Ruto confirmed that the government would begin the process with the Kenya Pipeline Company, which is set to be listed on the Nairobi Securities Exchange (NSE) later this year. The company is a critical player in the country’s energy infrastructure and a significant state asset.
“This will offer investors a unique opportunity to deploy capital in one of our most strategic infrastructure enterprises,” Ruto said.
President Ruto emphasized that the privatization process will be carried out through a “structured, time-sensitive programme” aimed at identifying and preparing a steady pipeline of state-owned enterprises (SOEs) to be either privatized via public offerings or revitalized through private sector partnerships.
This initiative builds on Kenya’s previously stated ambition to privatize 35 state enterprises, with plans for over 100 more to follow. However, those efforts faced legal obstacles last year when the country’s High Court temporarily halted the process on constitutional grounds.
Despite the setback, Ruto’s latest announcement signals the government’s determination to revive and execute the program in compliance with legal frameworks. He also pointed to the value of global financial centers like London in informing Kenya’s capital market reforms.
“We are drawing lessons from institutions such as the London Stock Exchange to strengthen and modernize the Nairobi Securities Exchange,” he said.
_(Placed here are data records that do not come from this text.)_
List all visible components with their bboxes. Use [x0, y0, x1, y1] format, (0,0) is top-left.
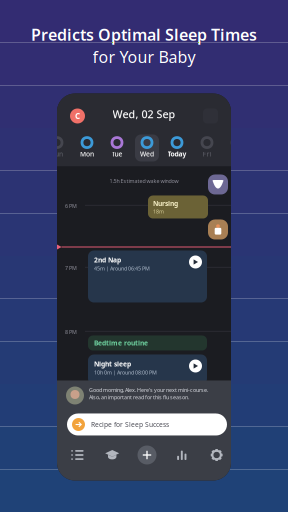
staticText: C	[75, 111, 80, 121]
button[interactable]: Today	[162, 134, 192, 162]
staticText: 10h 0m | Around 08:00 PM	[94, 369, 157, 376]
staticText: Fri	[202, 150, 212, 158]
staticText: Recipe for Sleep Success	[91, 420, 169, 429]
staticText: Mon	[80, 150, 94, 158]
button[interactable]: Log feeding	[208, 220, 228, 240]
staticText: 45m | Around 06:45 PM	[94, 265, 150, 272]
staticText: 1.5h Estimated wake window	[110, 178, 178, 185]
button[interactable]: Profile	[70, 108, 85, 124]
staticText: Tue	[112, 150, 122, 158]
staticText: Night sleep	[94, 360, 131, 368]
staticText: 6 PM	[65, 202, 77, 210]
staticText: Today	[168, 150, 186, 158]
button[interactable]: 2nd Nap	[88, 250, 207, 302]
button[interactable]: Recipe for Sleep Success	[67, 414, 227, 436]
button[interactable]: Start	[189, 256, 202, 268]
staticText: Wed, 02 Sep	[112, 107, 176, 121]
staticText: 18m	[153, 208, 164, 215]
button[interactable]: Settings	[199, 437, 234, 473]
staticText: Bedtime routine	[94, 339, 148, 348]
button[interactable]: Stats	[164, 437, 199, 473]
staticText: Good morning, Alex. Here's your next min…	[89, 386, 208, 401]
button[interactable]: Sun	[42, 134, 72, 162]
button[interactable]: Mon	[72, 134, 102, 162]
button[interactable]: Add entry	[130, 437, 164, 473]
staticText: 8 PM	[65, 328, 77, 336]
staticText: Sun	[51, 150, 63, 158]
staticText: Nursing	[153, 199, 178, 208]
button[interactable]: Log diaper	[208, 174, 228, 194]
button[interactable]: Wed	[132, 134, 162, 162]
button[interactable]: Timeline	[60, 437, 95, 473]
staticText: Wed	[140, 150, 154, 158]
button[interactable]: Start	[189, 360, 202, 372]
staticText: 7 PM	[65, 264, 77, 272]
button[interactable]: Night sleep	[88, 354, 207, 384]
button[interactable]: Sat	[222, 134, 252, 162]
staticText: 2nd Nap	[94, 256, 121, 264]
button[interactable]: Fri	[192, 134, 222, 162]
button[interactable]: Tue	[102, 134, 132, 162]
staticText: for Your Baby	[92, 46, 196, 67]
button[interactable]: Learn	[95, 437, 130, 473]
staticText: Predicts Optimal Sleep Times	[31, 24, 257, 45]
The decision comes at a critical time for Kenya, which is grappling with a narrowing fiscal space and rising public debt. In 2023, the government was forced to abandon a proposed tax package totaling over 346 billion Kenyan shillings ($2.68 billion) after widespread public protests. In response, the government has adopted austerity measures and is seeking alternative funding mechanisms.
Speaking at the Africa Debate forum in London, President Ruto cited recent challenges, including the cancellation of USAID funding by U.S. President Donald Trump, as a wake-up call for Kenya to pursue financial autonomy.
“We are working to rely on our own resources and attract private investment, rather than depending on funding we cannot control,” Ruto said.
As part of this shift, the Kenyan government has already raised $1.3 billion by securitizing infrastructure assets, including toll roads, to fund development projects without expanding the national debt burden.
The push to list state-owned companies on the NSE is also aimed at invigorating Kenya’s capital markets, which have struggled in recent years with low liquidity and declining investor confidence. The planned IPOs are expected to enhance transparency, accountability, and governance of former public monopolies while opening new channels for both domestic and international investment.
Analysts say successful privatization could also serve as a regional model for other African economies looking to balance fiscal reform with growth.
Kenya’s move to privatize key state assets signals a bold step toward economic restructuring, emphasizing private sector participation, capital market development, and self-reliance. While legal and political challenges remain, the government’s renewed commitment, supported by lessons from global markets, sets the stage for a new era in the country’s economic trajectory.
If implemented successfully, this program could not only stabilize Kenya’s fiscal outlook but also position Nairobi as a growing financial hub for East Africa.